The bill now goes to the CA senate after the CA assembly passed it in January 27, 2020!
I meat to say 100%
Alleson Clarens
2 Posts
The changes to this bill (890) are so very disappointing. How have other states made the transition? What has been the most frustrating for me as a board certified NP in CA is the complete misconception and misleading definition of “MD supervision.” All opposing groups focus on the dangers of removing the MD supervision but do not clarify what this is. In my experience the MD signs a collaborative agreement and standardized protocols. And that is it!! I have never had any supervising MD actually see any of my patients or have any interest/idea how I am managing their care. By signing the collaborative agreement the MD is obligated to be available by phone if the NP decides to call. I don’t believe the public is aware of this fact or lawmakers either. The AMA makes it sound like the MD is providing direct supervision and has some impact on patient care. And no one mentions that the MD can collect $30,000 per year for each NP they supervise.. up to 4 NPs. That’s $120,000 per year for agreeing to be available by phone if the NP should decide to call. Would getting this information out help our cause? Thoughts? Comments?
db2xs
733 Posts
On 2/21/2020 at 7:42 AM, Lienio Desouza said:There is no correct translation for NP in Spanish. The word practitioner in Spanish is “medico” so the right translation would be “ enfermero medico”.

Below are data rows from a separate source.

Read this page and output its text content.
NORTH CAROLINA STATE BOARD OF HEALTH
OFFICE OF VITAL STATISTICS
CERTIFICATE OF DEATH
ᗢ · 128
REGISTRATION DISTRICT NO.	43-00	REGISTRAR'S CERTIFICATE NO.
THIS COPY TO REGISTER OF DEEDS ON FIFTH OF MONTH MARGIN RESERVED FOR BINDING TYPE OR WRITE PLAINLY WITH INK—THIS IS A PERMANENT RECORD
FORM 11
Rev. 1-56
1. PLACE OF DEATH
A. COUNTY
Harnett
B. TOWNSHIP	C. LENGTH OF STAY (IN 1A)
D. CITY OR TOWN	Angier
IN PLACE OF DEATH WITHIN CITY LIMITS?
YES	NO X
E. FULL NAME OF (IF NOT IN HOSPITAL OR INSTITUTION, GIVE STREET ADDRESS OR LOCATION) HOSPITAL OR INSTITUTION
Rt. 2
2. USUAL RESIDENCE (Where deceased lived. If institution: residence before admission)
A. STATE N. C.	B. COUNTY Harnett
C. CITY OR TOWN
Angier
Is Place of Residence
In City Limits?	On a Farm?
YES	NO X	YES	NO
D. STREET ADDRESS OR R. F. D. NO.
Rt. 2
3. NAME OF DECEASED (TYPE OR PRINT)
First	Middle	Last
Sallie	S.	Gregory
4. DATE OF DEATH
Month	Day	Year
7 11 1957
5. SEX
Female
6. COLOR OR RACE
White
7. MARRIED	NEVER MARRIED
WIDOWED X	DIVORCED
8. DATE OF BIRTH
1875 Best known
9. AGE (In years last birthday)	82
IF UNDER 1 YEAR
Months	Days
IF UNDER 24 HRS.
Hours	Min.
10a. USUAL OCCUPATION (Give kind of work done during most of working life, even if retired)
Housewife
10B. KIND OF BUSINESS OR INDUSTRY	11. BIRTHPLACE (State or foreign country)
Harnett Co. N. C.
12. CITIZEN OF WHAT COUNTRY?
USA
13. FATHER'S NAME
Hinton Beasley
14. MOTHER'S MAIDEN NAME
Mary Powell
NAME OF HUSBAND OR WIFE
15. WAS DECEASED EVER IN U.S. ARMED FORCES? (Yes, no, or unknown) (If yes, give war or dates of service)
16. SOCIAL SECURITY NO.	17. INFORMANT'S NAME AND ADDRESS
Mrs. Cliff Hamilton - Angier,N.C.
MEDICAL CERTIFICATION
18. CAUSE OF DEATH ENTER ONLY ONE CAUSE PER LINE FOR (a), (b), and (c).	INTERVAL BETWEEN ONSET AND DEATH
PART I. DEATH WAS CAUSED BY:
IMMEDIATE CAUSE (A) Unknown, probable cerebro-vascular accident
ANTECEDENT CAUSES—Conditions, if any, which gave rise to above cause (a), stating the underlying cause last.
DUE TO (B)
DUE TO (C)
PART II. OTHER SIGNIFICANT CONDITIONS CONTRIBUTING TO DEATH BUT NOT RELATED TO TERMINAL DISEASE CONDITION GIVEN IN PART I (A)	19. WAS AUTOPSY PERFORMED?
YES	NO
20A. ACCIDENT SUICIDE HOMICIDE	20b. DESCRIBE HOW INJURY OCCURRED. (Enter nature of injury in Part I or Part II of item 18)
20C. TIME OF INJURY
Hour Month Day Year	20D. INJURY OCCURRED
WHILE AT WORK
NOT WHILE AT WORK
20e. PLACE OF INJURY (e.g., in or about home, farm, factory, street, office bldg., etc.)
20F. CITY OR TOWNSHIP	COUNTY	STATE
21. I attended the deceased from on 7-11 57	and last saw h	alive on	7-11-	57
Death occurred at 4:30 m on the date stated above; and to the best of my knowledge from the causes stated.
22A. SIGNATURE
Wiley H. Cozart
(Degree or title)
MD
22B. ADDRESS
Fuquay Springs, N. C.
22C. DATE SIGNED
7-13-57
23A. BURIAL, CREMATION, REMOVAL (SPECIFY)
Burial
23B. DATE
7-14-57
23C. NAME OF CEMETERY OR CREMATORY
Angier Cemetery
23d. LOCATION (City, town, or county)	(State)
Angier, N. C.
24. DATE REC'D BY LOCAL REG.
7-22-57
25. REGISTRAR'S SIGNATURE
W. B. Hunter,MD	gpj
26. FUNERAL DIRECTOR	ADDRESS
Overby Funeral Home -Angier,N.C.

Since there is no Spanish translation for NP, I usually introduce myself as the "practicante de salud" which isn't great either, but I feel that using "enfermero medico" is confusing or misleading. I read a suggestion that we should introduce ourselves as "un/a enfermero/a calificada para trabajar de doctora/medico" or "un/a enfermero/a calificada para ejercer la medicina." So many goddang words though! Argh ...
umbdude, MSN, APRN
1,228 Posts
On 4/10/2020 at 2:55 PM, Alleson Clarens said:And no one mentions that the MD can collect $30,000 per year for each NP they supervise
And no one mentions that the MD can collect $30,000 per year for each NP they supervise
Is it normally that high across all settings and states? I thought you only need that if you're not working under the same group as the supervising physician (e.g., you have your own practice, but need supervision on paper).
In CA NPs must have an MD to practice in any capacity. We must have standard protocols and a collaborative agreement with MD. MD is allowed to collaborate/supervise up to 4 NPs at one time. I’ve seen NPs paying anywhere from $500 to $5000 for MD to sign on. I worked for a large corporation that paid my collaborating MD $30,000 per year for each NP and he always had 4! Another was private practice and he kept 60% of all my billing. Pretty good incentive to keep NPs from gaining independent practice.